Le commissaire européen Pierre Moscovici a prévenu jeudi qu'il pourrait ne pas y avoir d'accord début décembre entre les pays membres de l'UE sur la taxation des géants du numérique, estimant que « nous risquons d'être un tout petit peu courts ».

« Sur la taxation sur le digital, je pense que nous ne sommes pas loin d'un accord, (mais) que nous risquons d'être un tout petit peu courts », a reconnu le commissaire lors d'une audition devant la Commission des Affaires européennes à l'Assemblée nationale. « Je suis lucide et j'observe que l'atteinte d'un consensus n'est pas simple » d'ici la réunion des ministres des Finances de l'UE le 4 décembre prochain, date cruciale pour l'approbation de cette taxe sur le chiffre d'affaires des géants du numérique, a-t-il admis.

Face aux députés, Pierre Moscovici a évoqué deux scénarios qui pourraient conduire à l'échec de la directive proposée par la Commission européenne et soutenue avec force par le gouvernement français, mais qui se heurte aux réserves des autorités allemandes qui n'ont toujours pas dit publiquement si elles soutenaient ou pas cette taxe.
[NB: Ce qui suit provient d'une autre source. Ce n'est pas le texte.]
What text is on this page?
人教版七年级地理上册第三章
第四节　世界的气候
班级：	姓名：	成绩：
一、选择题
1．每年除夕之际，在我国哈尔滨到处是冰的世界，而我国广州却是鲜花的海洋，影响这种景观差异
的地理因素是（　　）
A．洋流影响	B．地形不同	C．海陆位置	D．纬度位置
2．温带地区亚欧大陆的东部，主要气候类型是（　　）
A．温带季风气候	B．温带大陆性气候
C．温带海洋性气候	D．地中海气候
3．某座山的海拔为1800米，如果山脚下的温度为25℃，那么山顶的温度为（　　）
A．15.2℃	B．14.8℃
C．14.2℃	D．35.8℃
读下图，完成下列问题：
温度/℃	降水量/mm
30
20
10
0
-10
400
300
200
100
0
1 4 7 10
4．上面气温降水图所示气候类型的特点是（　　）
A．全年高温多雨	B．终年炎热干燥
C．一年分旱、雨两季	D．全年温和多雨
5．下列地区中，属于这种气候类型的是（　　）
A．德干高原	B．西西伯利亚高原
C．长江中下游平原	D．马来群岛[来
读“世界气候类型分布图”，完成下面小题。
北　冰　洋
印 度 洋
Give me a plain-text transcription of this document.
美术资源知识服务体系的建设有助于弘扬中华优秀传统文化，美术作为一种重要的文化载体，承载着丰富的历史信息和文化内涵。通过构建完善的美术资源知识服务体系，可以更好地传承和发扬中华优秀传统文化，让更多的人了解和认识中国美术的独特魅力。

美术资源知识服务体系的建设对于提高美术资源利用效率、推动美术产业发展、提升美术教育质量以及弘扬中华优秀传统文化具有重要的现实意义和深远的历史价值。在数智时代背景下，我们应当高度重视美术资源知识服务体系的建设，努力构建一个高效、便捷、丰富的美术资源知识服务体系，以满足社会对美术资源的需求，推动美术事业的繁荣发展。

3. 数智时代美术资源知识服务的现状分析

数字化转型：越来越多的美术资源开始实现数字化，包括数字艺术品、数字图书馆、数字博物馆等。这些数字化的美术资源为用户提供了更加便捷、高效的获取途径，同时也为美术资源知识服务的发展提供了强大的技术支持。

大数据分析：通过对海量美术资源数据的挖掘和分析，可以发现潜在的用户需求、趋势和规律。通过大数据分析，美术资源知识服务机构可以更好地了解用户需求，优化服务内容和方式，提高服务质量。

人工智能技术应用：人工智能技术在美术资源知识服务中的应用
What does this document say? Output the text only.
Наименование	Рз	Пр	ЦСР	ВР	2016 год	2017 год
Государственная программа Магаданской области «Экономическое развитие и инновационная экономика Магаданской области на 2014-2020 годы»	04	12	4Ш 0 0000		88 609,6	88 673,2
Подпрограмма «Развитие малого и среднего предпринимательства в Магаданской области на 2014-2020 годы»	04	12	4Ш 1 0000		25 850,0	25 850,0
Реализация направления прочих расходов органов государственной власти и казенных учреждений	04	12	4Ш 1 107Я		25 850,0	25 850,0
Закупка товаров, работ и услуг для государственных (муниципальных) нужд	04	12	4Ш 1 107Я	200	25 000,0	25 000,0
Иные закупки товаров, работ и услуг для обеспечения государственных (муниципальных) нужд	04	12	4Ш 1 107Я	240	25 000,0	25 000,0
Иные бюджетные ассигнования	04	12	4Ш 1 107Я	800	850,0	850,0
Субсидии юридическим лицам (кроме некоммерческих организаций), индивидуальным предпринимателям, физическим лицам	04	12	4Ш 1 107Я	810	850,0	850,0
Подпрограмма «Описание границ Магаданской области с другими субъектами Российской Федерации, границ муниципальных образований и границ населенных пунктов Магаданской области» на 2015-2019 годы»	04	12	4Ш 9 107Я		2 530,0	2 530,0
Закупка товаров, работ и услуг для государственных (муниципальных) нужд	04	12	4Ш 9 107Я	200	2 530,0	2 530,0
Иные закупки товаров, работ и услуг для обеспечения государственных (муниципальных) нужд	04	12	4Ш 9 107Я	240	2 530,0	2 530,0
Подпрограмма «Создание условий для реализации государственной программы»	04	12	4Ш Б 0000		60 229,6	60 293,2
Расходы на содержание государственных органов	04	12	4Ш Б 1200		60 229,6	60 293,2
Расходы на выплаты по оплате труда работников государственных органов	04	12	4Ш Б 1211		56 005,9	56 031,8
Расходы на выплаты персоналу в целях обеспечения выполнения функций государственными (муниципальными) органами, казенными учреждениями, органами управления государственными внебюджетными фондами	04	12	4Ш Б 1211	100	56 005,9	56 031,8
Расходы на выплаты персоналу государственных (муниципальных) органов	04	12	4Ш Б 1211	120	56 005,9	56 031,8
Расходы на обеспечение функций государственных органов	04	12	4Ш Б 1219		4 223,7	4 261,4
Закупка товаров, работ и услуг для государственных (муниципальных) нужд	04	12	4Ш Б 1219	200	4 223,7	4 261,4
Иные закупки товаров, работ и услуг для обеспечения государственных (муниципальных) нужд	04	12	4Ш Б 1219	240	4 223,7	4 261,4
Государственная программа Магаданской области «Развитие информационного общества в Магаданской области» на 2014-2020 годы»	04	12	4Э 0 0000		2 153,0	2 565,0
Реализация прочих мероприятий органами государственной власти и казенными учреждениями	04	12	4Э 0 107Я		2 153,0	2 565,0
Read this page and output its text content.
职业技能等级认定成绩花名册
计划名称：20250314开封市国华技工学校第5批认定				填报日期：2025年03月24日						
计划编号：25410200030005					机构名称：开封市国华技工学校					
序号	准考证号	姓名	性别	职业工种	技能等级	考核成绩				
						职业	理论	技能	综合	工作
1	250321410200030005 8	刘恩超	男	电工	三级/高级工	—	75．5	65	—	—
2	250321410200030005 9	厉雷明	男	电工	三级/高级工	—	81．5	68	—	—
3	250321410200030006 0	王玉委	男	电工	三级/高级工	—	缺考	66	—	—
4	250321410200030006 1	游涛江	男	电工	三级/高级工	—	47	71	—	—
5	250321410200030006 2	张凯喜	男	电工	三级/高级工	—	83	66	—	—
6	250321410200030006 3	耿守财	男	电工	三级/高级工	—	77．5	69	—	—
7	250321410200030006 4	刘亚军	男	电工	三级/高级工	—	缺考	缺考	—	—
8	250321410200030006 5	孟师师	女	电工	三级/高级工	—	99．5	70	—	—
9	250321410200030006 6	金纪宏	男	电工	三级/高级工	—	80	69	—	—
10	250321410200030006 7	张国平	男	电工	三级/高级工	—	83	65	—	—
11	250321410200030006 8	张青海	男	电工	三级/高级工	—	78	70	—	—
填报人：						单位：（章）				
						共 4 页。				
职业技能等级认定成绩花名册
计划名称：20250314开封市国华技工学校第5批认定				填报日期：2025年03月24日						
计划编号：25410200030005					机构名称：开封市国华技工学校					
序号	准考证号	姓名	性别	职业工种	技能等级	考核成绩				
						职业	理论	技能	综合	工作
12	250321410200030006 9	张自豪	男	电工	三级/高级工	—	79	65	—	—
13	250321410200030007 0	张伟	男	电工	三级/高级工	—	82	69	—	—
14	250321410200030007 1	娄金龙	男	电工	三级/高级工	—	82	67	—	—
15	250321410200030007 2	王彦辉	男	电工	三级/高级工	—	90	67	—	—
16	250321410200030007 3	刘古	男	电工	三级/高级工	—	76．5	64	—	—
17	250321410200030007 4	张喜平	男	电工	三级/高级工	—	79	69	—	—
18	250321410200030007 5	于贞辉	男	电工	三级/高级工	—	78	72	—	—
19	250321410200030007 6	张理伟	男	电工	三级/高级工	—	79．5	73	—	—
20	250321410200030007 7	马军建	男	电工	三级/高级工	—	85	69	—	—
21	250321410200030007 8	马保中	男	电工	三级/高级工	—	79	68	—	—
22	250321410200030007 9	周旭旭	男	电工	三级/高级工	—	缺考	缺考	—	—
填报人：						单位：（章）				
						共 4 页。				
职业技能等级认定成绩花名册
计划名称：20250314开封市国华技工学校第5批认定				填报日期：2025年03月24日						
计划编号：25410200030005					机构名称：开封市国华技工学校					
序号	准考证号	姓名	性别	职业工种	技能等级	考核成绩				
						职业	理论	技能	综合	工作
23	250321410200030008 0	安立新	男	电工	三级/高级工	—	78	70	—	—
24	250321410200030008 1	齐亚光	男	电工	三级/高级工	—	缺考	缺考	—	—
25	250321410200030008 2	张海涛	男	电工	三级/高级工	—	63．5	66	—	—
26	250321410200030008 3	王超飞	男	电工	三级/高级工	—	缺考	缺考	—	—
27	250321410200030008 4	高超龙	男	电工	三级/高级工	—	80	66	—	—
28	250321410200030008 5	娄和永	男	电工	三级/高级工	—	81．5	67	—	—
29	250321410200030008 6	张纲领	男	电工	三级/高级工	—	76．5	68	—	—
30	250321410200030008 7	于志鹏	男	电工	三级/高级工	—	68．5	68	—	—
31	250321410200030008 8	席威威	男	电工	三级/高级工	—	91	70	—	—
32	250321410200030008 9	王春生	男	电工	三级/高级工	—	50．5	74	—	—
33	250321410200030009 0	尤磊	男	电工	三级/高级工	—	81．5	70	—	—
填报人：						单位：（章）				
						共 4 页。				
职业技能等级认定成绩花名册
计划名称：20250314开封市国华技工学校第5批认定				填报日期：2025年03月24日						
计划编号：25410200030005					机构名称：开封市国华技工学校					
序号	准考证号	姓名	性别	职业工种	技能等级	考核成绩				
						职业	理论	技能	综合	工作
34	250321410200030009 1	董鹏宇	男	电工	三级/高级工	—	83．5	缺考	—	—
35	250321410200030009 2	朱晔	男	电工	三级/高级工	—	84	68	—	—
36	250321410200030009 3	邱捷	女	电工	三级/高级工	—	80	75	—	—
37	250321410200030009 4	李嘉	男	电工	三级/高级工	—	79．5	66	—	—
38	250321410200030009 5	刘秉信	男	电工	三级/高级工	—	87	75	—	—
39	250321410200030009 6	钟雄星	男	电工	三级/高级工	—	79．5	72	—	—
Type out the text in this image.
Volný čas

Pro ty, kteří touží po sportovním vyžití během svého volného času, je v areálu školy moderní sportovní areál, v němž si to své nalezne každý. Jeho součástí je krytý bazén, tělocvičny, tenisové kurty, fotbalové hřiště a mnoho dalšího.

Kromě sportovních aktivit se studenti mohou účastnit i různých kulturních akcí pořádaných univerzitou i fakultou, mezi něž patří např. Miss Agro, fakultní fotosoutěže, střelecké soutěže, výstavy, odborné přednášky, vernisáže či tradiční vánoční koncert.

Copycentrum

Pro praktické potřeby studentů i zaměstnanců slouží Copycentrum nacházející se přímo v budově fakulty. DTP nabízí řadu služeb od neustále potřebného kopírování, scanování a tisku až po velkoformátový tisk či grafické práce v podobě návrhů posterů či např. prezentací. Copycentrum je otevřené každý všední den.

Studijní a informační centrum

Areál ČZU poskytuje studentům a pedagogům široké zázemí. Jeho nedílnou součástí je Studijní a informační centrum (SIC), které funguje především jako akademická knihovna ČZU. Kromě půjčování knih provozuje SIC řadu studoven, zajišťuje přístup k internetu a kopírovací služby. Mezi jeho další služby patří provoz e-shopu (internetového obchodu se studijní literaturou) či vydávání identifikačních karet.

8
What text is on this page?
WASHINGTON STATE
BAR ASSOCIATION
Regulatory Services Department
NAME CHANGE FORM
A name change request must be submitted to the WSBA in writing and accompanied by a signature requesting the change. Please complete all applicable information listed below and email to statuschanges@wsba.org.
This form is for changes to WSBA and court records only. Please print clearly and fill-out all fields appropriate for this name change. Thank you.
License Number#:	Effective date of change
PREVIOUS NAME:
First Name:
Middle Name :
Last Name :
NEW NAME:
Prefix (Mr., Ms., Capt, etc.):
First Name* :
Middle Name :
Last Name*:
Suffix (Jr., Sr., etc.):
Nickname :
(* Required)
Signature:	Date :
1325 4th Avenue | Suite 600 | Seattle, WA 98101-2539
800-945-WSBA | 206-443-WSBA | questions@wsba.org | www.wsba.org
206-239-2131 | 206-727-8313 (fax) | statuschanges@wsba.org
L'absence d'un accord franco-allemand constitue d'ailleurs le premier scénario présenté par le commissaire européen. « Ce serait tout à fait regrettable parce que cette taxe est de l'intérêt général », a-t-il expliqué.

Paris pousse, Berlin freine

« Je souhaite vraiment que les discussions vraiment intensives entre Bruno Le Maire (et son homologue allemand) Olaf Scholz, et entre la chancelière (Angela Merkel) et le président Macron aboutissent à un accord », a-t-il affirmé. Il a toutefois reconnu que même si Paris et Berlin se mettent d'accord, cela pourrait s'avérer insuffisant, son deuxième scénario étant le rejet déjà annoncé par trois pays (Irlande, Danemark et Suède). Or, cette taxe doit être approuvée à l'unanimité par les 28 membres de l'UE. « On risque d'être trop court (...) parce c'est un peu compliqué pour eux d'approuver cela. », a-t-il expliqué. « Mais je souhaite aller le plus loin possible le 4 décembre et qu'on ne termine pas cette année sans des avancées décisives en matière de taxation du numérique », a-t-il ajouté.

Face à cette situation, Pierre Moscovici a annoncé son intention de présenter une mesure en début d'année prochaine pour que les principales décisions sur la fiscalité ne soient plus prises à l'unanimité par les pays membres, mais avec une majorité qualifiée. « Tant que l'on sera à l'unanimité, nous allons rester bloqués sur ces sujets-là », a-t-il reconnu, l'opposition d'un seul pays pouvant empêcher l'approbation de mesures fiscales. « C'est pourquoi je proposerai le passage du vote à la majorité qualifiée sur certains aspects de la fiscalité en début d'année prochaine », a-t-il affirmé, rappelant qu'il s'agissait d'un engagement pris par le président de la Commission européenne, Jean-Claude Juncker, lors de son discours sur l'état de l'Union début septembre.

Pour convaincre les pays réticents à la taxe sur les géants du numérique, l'Allemagne en tête, Paris avait déjà accepté il y a quelques semaines de repousser à 2020 une entrée en vigueur de cette taxation portant sur les recettes (et non sur les bénéfices comme en général) générées par l'exploitation d'activités numériques. Berlin veut d'abord attendre la fin des travaux de l'OCDE sur le sujet, prévue pour l'été 2020.